Number, position, and significance of the pseudouridines in the large subunit ribosomal RNA of Haloarcula marismortui and Deinococcus radiodurans

Abstract

The number and position of the pseudouridines of Haloarcula marismortui and Deinococcus radiodurans large subunit RNA have been determined by a combination of total nucleoside analysis by HPLC-mass spectrometry and pseudouridine sequencing by the reverse transcriptase method and by LC/MS/MS. Three pseudouridines were found in H. marismortui, located at positions 1956, 1958, and 2621 corresponding to Escherichia coli positions 1915, 1917, and 2586, respectively. The three pseudouridines are all in locations found in other organisms. Previous reports of a larger number of pseudouridines in this organism were incorrect. Three pseudouridines and one 3-methyl pseudouridine (m3Psi) were found in D. radiodurans 23S RNA at positions 1894, 1898 (m3Psi), 1900, and 2584, the m3Psi site being determined by a novel application of mass spectrometry.
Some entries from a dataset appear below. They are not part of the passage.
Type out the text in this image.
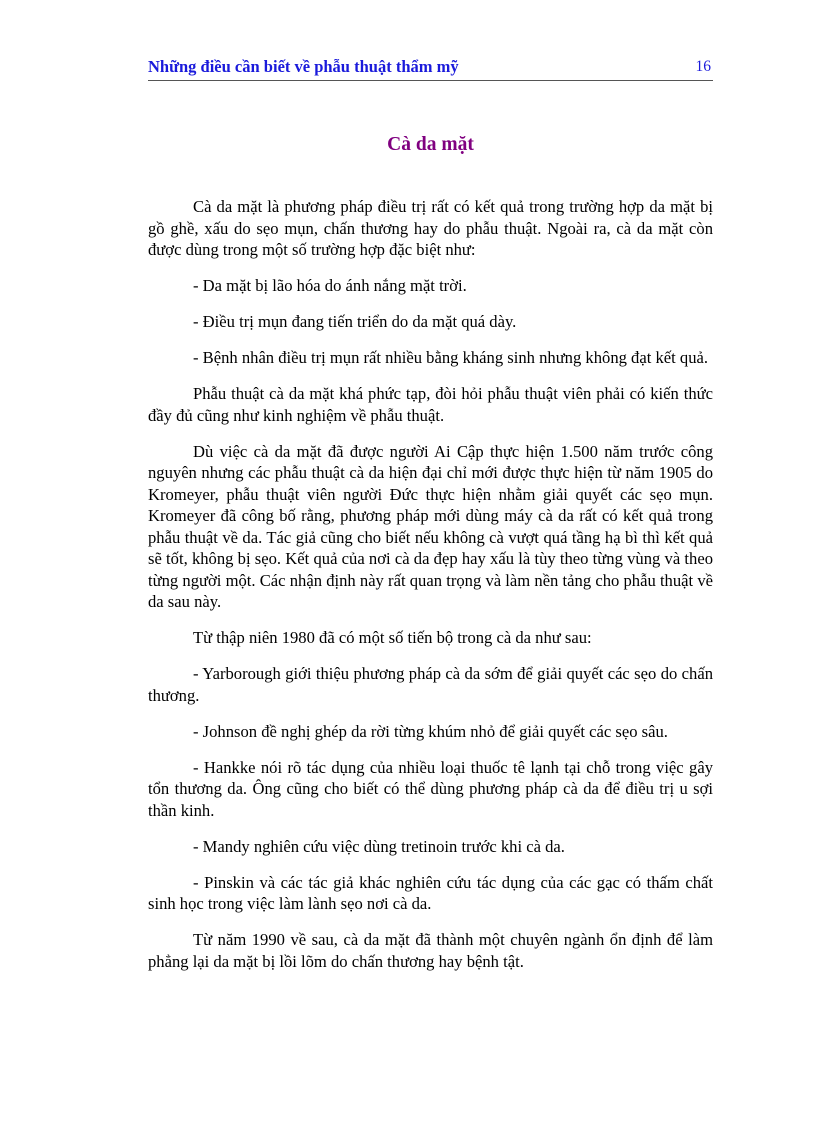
Những điều cần biết về phẫu thuật thẩm mỹ	16
Cà da mặt

Cà da mặt là phương pháp điều trị rất có kết quả trong trường hợp da mặt bị gồ ghề, xấu do sẹo mụn, chấn thương hay do phẫu thuật. Ngoài ra, cà da mặt còn được dùng trong một số trường hợp đặc biệt như:

- Da mặt bị lão hóa do ánh nắng mặt trời.

- Điều trị mụn đang tiến triển do da mặt quá dày.

- Bệnh nhân điều trị mụn rất nhiều bằng kháng sinh nhưng không đạt kết quả.

Phẫu thuật cà da mặt khá phức tạp, đòi hỏi phẫu thuật viên phải có kiến thức đầy đủ cũng như kinh nghiệm về phẫu thuật.

Dù việc cà da mặt đã được người Ai Cập thực hiện 1.500 năm trước công nguyên nhưng các phẫu thuật cà da hiện đại chỉ mới được thực hiện từ năm 1905 do Kromeyer, phẫu thuật viên người Đức thực hiện nhằm giải quyết các sẹo mụn. Kromeyer đã công bố rằng, phương pháp mới dùng máy cà da rất có kết quả trong phẫu thuật về da. Tác giả cũng cho biết nếu không cà vượt quá tầng hạ bì thì kết quả sẽ tốt, không bị sẹo. Kết quả của nơi cà da đẹp hay xấu là tùy theo từng vùng và theo từng người một. Các nhận định này rất quan trọng và làm nền tảng cho phẫu thuật về da sau này.

Từ thập niên 1980 đã có một số tiến bộ trong cà da như sau:

- Yarborough giới thiệu phương pháp cà da sớm để giải quyết các sẹo do chấn thương.

- Johnson đề nghị ghép da rời từng khúm nhỏ để giải quyết các sẹo sâu.

- Hankke nói rõ tác dụng của nhiều loại thuốc tê lạnh tại chỗ trong việc gây tổn thương da. Ông cũng cho biết có thể dùng phương pháp cà da để điều trị u sợi thần kinh.

- Mandy nghiên cứu việc dùng tretinoin trước khi cà da.

- Pinskin và các tác giả khác nghiên cứu tác dụng của các gạc có thấm chất sinh học trong việc làm lành sẹo nơi cà da.

Từ năm 1990 về sau, cà da mặt đã thành một chuyên ngành ổn định để làm phẳng lại da mặt bị lồi lõm do chấn thương hay bệnh tật.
These positions correspond to E. coli positions 1911, 1915, 1917, and 2605, which are also pseudouridines in E. coli (1915 is m3Psi). The pseudouridines in the helix 69 loop, residues 1911, 1915, and 1917, are in positions highly conserved among all phyla. Pseudouridine 2584 in D. radiodurans is conserved in eubacteria and a chloroplast but is not found in archaea or eukaryotes, whereas pseudouridine 2621 in H. marismortui is more conserved in eukaryotes and is not found in eubacteria. All the pseudoridines are near, but not exactly at, nucleotides directly involved in various aspects of ribosome function. In addition, two D. radiodurans Psi synthases responsible for the four Psi were identified.

FIGURE 1.

Ψ sequencing analysis of 23S RNA from D. radiodurans (A) and H. marismortui (B). RNA was treated with (+) or without (−) CMC followed by treatment with alkali (hr OH⁻) for 4 or 6 h, and then used as template for primer extension with reverse transcriptase (Ofengand et al. 2001a). In this assay, a CMC-dependent reverse transcription stop one base 3′ of a uridine (indicated by arrows) identifies a Ψ. The position of each Ψ is numbered and E. coli equivalents are given in parentheses. RNA sequence is shown in A, C, G, and U lanes. (*) Putative m³Ψ. The autoradiographs shown are the only Ψ found in two comprehensive analyses covering residues 1–2852 (99%) of D. radiodurans and residues 1–595, 633–2887 (98%) of H. marismortui 23S RNA. The stop in all lanes in B corresponding to m³U2619 is indicated.

FIGURE 2.

Sequencing mass spectrum of RNase T1 fragment M_r 3550.5 from D. radiodurans LSU RNA showing m³Ψ at position 1898. The spectrum is represented in maximum entropy deconvolution (MaxEnt3) format.

FIGURE 3.

Location of Ψ on secondary structures of 23S RNA from D. radiodurans (A) and H. marismortui (B). In each panel, the secondary structure of the 3′ half of 23S RNA (adapted from the Comparative RNA site, http://www.rna.icmb.utexas.edu) is shown. The regions of the molecule that contain Ψ (bold backbone tracing) are shown in more detail to the right. (*) m³Ψ. Numbering as in Figure 1. The locations of Ψ in other organisms are as indicated. (E) E. coli; (B) B. subtilis; (Z) Z. mays choloroplasts; (A) H. halobium; (S) S. acidocaldarius; (Y) Saccharomyces cerevisiae; (G) Euglena gracilis; (D) D. melanogaster; (M) M. musculus; (H) H. sapiens (Ofengand 2002; Russell et al. 2004; M.W. Gray, pers. commun.).

FIGURE 4.

Ψ sequencing of 23S RNA from E. coli Ψ synthase mutants complemented with putative Ψ synthases from D. radiodurans. (A) The E. coli Ψ synthase mutant ΔrluD transformed with plasmid pTrc99A carrying no insert (p) or RluD from E. coli (pDE) or D. radiodurans (pDD). (B) The E. coli Ψ synthase mutant ΔrluB::kan transformed with plasmid pTrc99A carrying no insert (p) or RluB from E. coli (pBE) or D. radiodurans (pBD). In both panels, Ψ are indicated by E. coli numbering and RNA sequence is shown in A, C, G, and U lanes. Transformation, growth of uninduced transformed cells, and isolation of total RNA was done as described (Del Campo et al. 2001).